THE REACTION to every speech is always in the ear of the hearer.
Some will inevitably dismiss Enda Kenny’s remarks during Wednesday’s Dáil debate on the Cloyne report as a populist attack upon an increasingly unpopular institution or as being motivated by political rather than policy considerations.
The speech has already been dismissed by some as a polemic rather than as a contribution to debate.
To do so is to miss the point.
The purpose of Kenny’s speech was not to persuade or to debate, neither was it a comprehensive treatment of Government policy on church- State affairs, or on relations between Ireland and the Vatican.
What it was, above all else, was a clear statement of attitude.
The new Government of Ireland has given notice that it is adopting a new and less deferential attitude to the Catholic Church and to the Vatican.
That is a very healthy development.
Of course the Taoiseach’s speech was political – he is the country’s top politician after all – but it was not cynically so.
The Taoiseach and his advisers will have been conscious that his remarks would be portrayed as populist grandstanding by those who don’t want to accept the point he was making.
By playing it straight in media management terms they did much to undermine that suggestion.
Instinctively, political handlers might have preferred to ensure that the press gallery and the Dáil benches were packed for the speech.
They could have ensured this by ringing around in advance.
They did not do so.
They also resisted the temptation to trail the speech and its significance by leaking snippets to one of that morning’s newspapers.
Instead they let the speech takes its place in the chronology of a news day that everybody expected to be dominated by the euro crisis and other stories.
The absence of hype or advance billing gave the speech greater impact.
Others have criticised Kenny’s text on the basis that it was unfair to the current papacy or that the tone was wrong.
Again, however, they miss the point.
The current Vatican regime carries responsibility for the errors of its predecessors.
Kenny’s tone if anything was too soft in the circumstances.
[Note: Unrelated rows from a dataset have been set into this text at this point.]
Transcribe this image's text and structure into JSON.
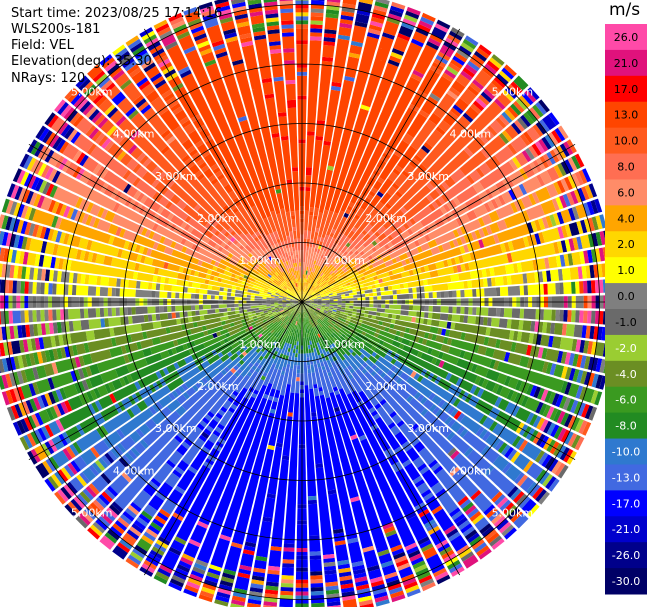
{
  "info": {
    "start_time": "Start time: 2023/08/25 17:14:16",
    "instrument": "WLS200s-181",
    "field": "Field: VEL",
    "elevation": "Elevation(deg): 35.30",
    "nrays": "NRays: 120"
  },
  "chart_data": {
    "type": "heatmap",
    "projection": "polar-ppi",
    "field": "VEL",
    "units": "m/s",
    "n_rays": 120,
    "range_rings_km": [
      1.0,
      2.0,
      3.0,
      4.0,
      5.0
    ],
    "ring_labels": [
      "1.00km",
      "2.00km",
      "3.00km",
      "4.00km",
      "5.00km"
    ],
    "max_range_km": 5.3,
    "radial_spokes_deg": [
      0,
      30,
      60,
      90,
      120,
      150,
      180,
      210,
      240,
      270,
      300,
      330
    ],
    "wind_pattern": {
      "toward_deg": 0,
      "max_speed_ms": 16,
      "coherent_range_km": 3.6,
      "description_values": "positive to north, negative to south"
    },
    "colorbar": {
      "ticks": [
        "26.0",
        "21.0",
        "17.0",
        "13.0",
        "10.0",
        "8.0",
        "6.0",
        "4.0",
        "2.0",
        "1.0",
        "0.0",
        "-1.0",
        "-2.0",
        "-4.0",
        "-6.0",
        "-8.0",
        "-10.0",
        "-13.0",
        "-17.0",
        "-21.0",
        "-26.0",
        "-30.0"
      ],
      "bins": [
        {
          "min": 26,
          "max": 30,
          "color": "#ff4aa8"
        },
        {
          "min": 21,
          "max": 26,
          "color": "#e0127c"
        },
        {
          "min": 17,
          "max": 21,
          "color": "#ff0000"
        },
        {
          "min": 13,
          "max": 17,
          "color": "#ff4500"
        },
        {
          "min": 10,
          "max": 13,
          "color": "#ff5a1e"
        },
        {
          "min": 8,
          "max": 10,
          "color": "#ff6e52"
        },
        {
          "min": 6,
          "max": 8,
          "color": "#ff8c68"
        },
        {
          "min": 4,
          "max": 6,
          "color": "#ffa500"
        },
        {
          "min": 2,
          "max": 4,
          "color": "#ffd700"
        },
        {
          "min": 1,
          "max": 2,
          "color": "#ffff00"
        },
        {
          "min": 0,
          "max": 1,
          "color": "#7f7f7f"
        },
        {
          "min": -1,
          "max": 0,
          "color": "#6a6a6a"
        },
        {
          "min": -2,
          "max": -1,
          "color": "#9acd32"
        },
        {
          "min": -4,
          "max": -2,
          "color": "#6b8e23"
        },
        {
          "min": -6,
          "max": -4,
          "color": "#3a9a20"
        },
        {
          "min": -8,
          "max": -6,
          "color": "#228b22"
        },
        {
          "min": -10,
          "max": -8,
          "color": "#2f79cf"
        },
        {
          "min": -13,
          "max": -10,
          "color": "#4169e1"
        },
        {
          "min": -17,
          "max": -13,
          "color": "#0000ff"
        },
        {
          "min": -21,
          "max": -17,
          "color": "#0000cd"
        },
        {
          "min": -26,
          "max": -21,
          "color": "#00008b"
        },
        {
          "min": -30,
          "max": -26,
          "color": "#000066"
        }
      ]
    }
  }
}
If, as is clear, this Government has made a strategic decision to adopt a more confrontational posture towards the Catholic Church leadership in general and the Vatican in particular, then the publication of the Cloyne report was the proper occasion for that change in approach to be marked.
The venue was appropriate.
Kenny was right to do it in the chamber of parliament itself rather in a media statement or some kind of formal diplomatic demarche.
The fact that it was done at the level of the Taoiseach rather than by the Minister for Foreign Affairs or Minister for Justice was also appropriate.
The revelations in the Cloyne report and previous such reports require that the church and the Vatican be confronted at head of government level.
Coming from Kenny it had the added dimension of coming from a senior politician who is also a practising Catholic.
Since he was advancing the official Government position it should not matter whether the speaker has any faith, Catholic or otherwise, but in reality it does and it was Kenny himself who chose to emphasise that dimension.
It would have been easier for those who wished to dismiss the speech to do so if it had come from a more secular politician or a non-Catholic.
While Bertie Ahern and Brian Cowen condemned child abuse by priests and cover-ups by bishops in equally trenchant terms, they were more cautious in their critique of the church senior management here and in Rome.
The tone and language used by Kenny is in stark contrast to that used by Brian Cowen in December 2009 when the Murphy commission report into the Dublin diocese was published.
As I noted here at that time, Cowen’s most high-profile intervention as taoiseach in the intense public debate following the publication of that Murphy report had the effect of defending the Vatican’s actions rather than adequately communicating this country’s outrage at the church’s connivance in the covering up of crime.
It did not require much courage to say what Enda Kenny said this week.
The institution against which he directed his remarks is no longer a political force.
His views chimed with the overwhelming majority of Irish public opinion.
However, unlike his predecessors, Kenny had both the inclination and the confidence to set aside the diplomatic niceties and state baldly the contempt that the people of Ireland have for the manner in which the Catholic Church has responded to these revelations.
In years to come, passages from this speech will be cited as marking a watershed in the relationship between Ireland and the Vatican.
Historians will also be interested, however, in exploring how this speech came to be made.
It will be fascinating to see if the Taoiseach and those involved with him in the preparation of his text chose to consult in advance with Irish diplomats at the Holy See or with other officials. One suspects that if they got such an opportunity the Irish permanent government advised a more cautious approach.
If that was the case then Kenny was right to ignore it.
In his collection of 50 Great Irish Speeches the historian Richard Aldous makes the point that such speeches can be divided into two types: those of the head and those of the heart. Many, he says, display remarkable powers of analysis, “setting out rigorous arguments to influence opinion by sheer force of intellect”.
Others, he says, gain their authority from the passion and context of their delivery and because they capture a public mood.
Enda Kenny’s speech this week clearly fits into the later category.
It seems destined to make the cut for Aldous’s future editions.